# Thread: Distribution of percentage of occurences of each streak length in an infinite sequenc

1. ## Distribution of percentage of occurences of each streak length in an infinite sequenc

For fair coin tosses, in an INFINITE sequence-number of tosses the average length of consecutive wins (or losses) is 1/(1-p)=2, right?

Now imagine the distribution that: At the axis of x we see all possible streak lengths (which we meet in an infinite number of tosses), and at the axis of y we see the number of occurences of a particular streak length (in an infinite number of tosses) divided by the total number of occurences of all streak lengths (in an infinite number of tosses). So the axis of y counts percentages. If the infinite number of tosses confuses you, think of 1 trillion tosses.

So since the average streak length is 2, I guess the highest percentage, is that of the "streak length 2", and all other streak lengths have a lower percentage? That is, in a future infinite sequence of tosses, we will meet the "streak length 2", more times than any other streak length?

The question is, where can I find the formula that gives the values for this distribution?

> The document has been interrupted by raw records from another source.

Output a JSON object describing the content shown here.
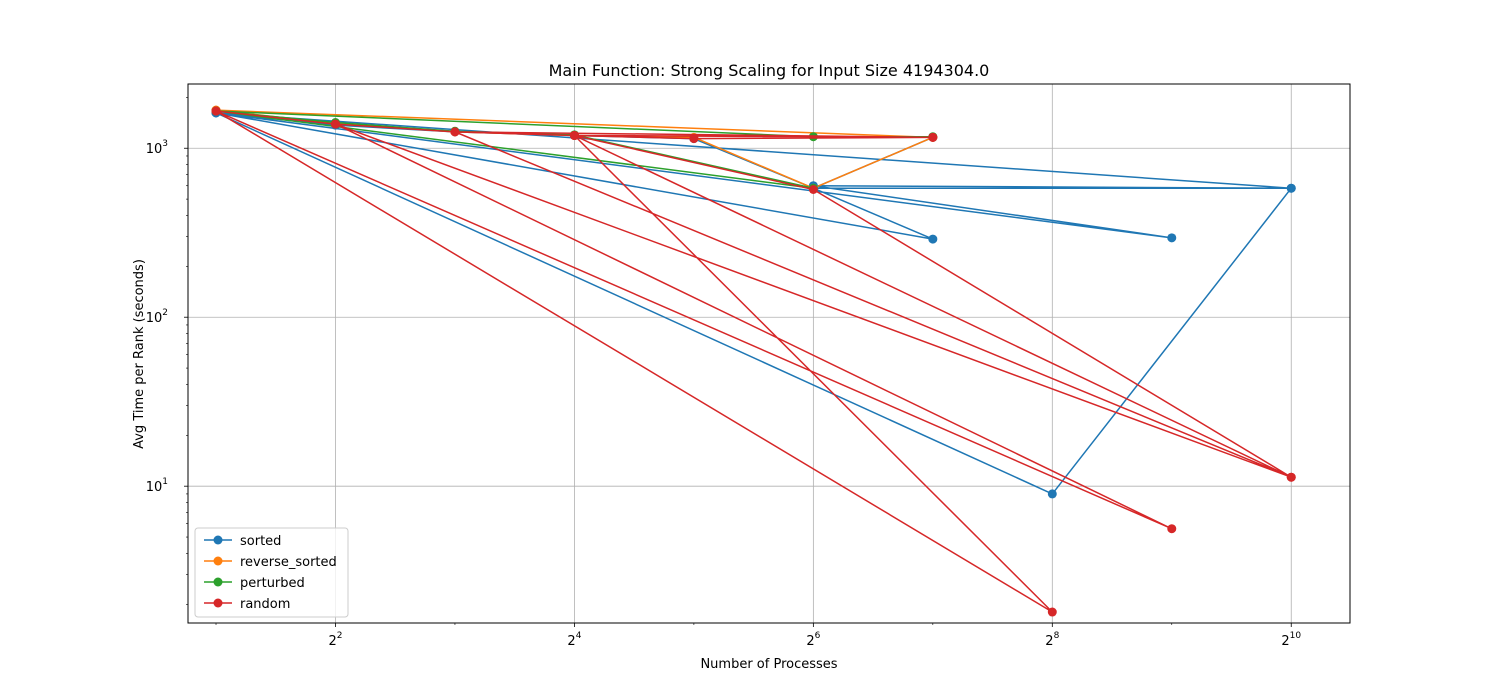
{
  "chart_data": {
    "type": "line",
    "title": "Main Function: Strong Scaling for Input Size 4194304.0",
    "xlabel": "Number of Processes",
    "ylabel": "Avg Time per Rank (seconds)",
    "xscale": "log2",
    "yscale": "log10",
    "xlim": [
      1.7,
      1440
    ],
    "ylim": [
      1.55,
      2400
    ],
    "xticks": [
      {
        "value": 4,
        "base": "2",
        "exp": "2"
      },
      {
        "value": 16,
        "base": "2",
        "exp": "4"
      },
      {
        "value": 64,
        "base": "2",
        "exp": "6"
      },
      {
        "value": 256,
        "base": "2",
        "exp": "8"
      },
      {
        "value": 1024,
        "base": "2",
        "exp": "10"
      }
    ],
    "yticks": [
      {
        "value": 10,
        "base": "10",
        "exp": "1"
      },
      {
        "value": 100,
        "base": "10",
        "exp": "2"
      },
      {
        "value": 1000,
        "base": "10",
        "exp": "3"
      }
    ],
    "grid": true,
    "legend_position": "lower-left",
    "series": [
      {
        "name": "sorted",
        "color": "#1f77b4",
        "points": [
          [
            2,
            1620
          ],
          [
            4,
            1370
          ],
          [
            8,
            1250
          ],
          [
            16,
            1190
          ],
          [
            32,
            1140
          ],
          [
            64,
            580
          ],
          [
            128,
            290
          ],
          [
            2,
            1620
          ],
          [
            256,
            9
          ],
          [
            1024,
            580
          ],
          [
            2,
            1620
          ],
          [
            512,
            295
          ],
          [
            64,
            600
          ],
          [
            1024,
            580
          ],
          [
            64,
            580
          ],
          [
            128,
            1160
          ]
        ]
      },
      {
        "name": "reverse_sorted",
        "color": "#ff7f0e",
        "points": [
          [
            2,
            1680
          ],
          [
            4,
            1400
          ],
          [
            8,
            1250
          ],
          [
            16,
            1190
          ],
          [
            32,
            1160
          ],
          [
            64,
            580
          ],
          [
            128,
            1160
          ],
          [
            2,
            1680
          ],
          [
            128,
            1160
          ]
        ]
      },
      {
        "name": "perturbed",
        "color": "#2ca02c",
        "points": [
          [
            2,
            1660
          ],
          [
            4,
            1420
          ],
          [
            8,
            1260
          ],
          [
            16,
            1200
          ],
          [
            64,
            580
          ],
          [
            2,
            1660
          ],
          [
            64,
            1170
          ],
          [
            128,
            1170
          ]
        ]
      },
      {
        "name": "random",
        "color": "#d62728",
        "points": [
          [
            2,
            1660
          ],
          [
            4,
            1390
          ],
          [
            8,
            1250
          ],
          [
            16,
            1190
          ],
          [
            32,
            1140
          ],
          [
            128,
            1160
          ],
          [
            16,
            1190
          ],
          [
            64,
            570
          ],
          [
            1024,
            11.3
          ],
          [
            4,
            1390
          ],
          [
            512,
            5.6
          ],
          [
            2,
            1660
          ],
          [
            256,
            1.8
          ],
          [
            16,
            1190
          ],
          [
            1024,
            11.3
          ],
          [
            8,
            1250
          ],
          [
            128,
            1160
          ]
        ]
      }
    ]
  }
}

Please, no mathematical symbols without explaining what they mean.

2. Originally Posted by ThodorisK
For fair coin tosses, in an INFINITE sequence of tosses the average length of consecutive wins (or losses) is 1/(1-p)=2, right?

Now imagine the distribution that: At the axis of x we see all possible streak lengths (which we meet in an infinite sequence of tosses), and at the axis of y we see the number of occurences of a particular streak length divided by the total number of occurences of all streak lengths (in an infinite sequence of tosses). So the axis of y counts percentages.

So since the average streak length is 2, I guess the highest percentage, is that of the "streak length 2", and all other streak lengths have a lower percentage. That is, in a future infinite sequence of tosses, we will meet the "streak length 2", more times than any other streak length.

The question is, where can I find the formula that gives the values for this distribution?
I think the most likely streak length is 1.

RonL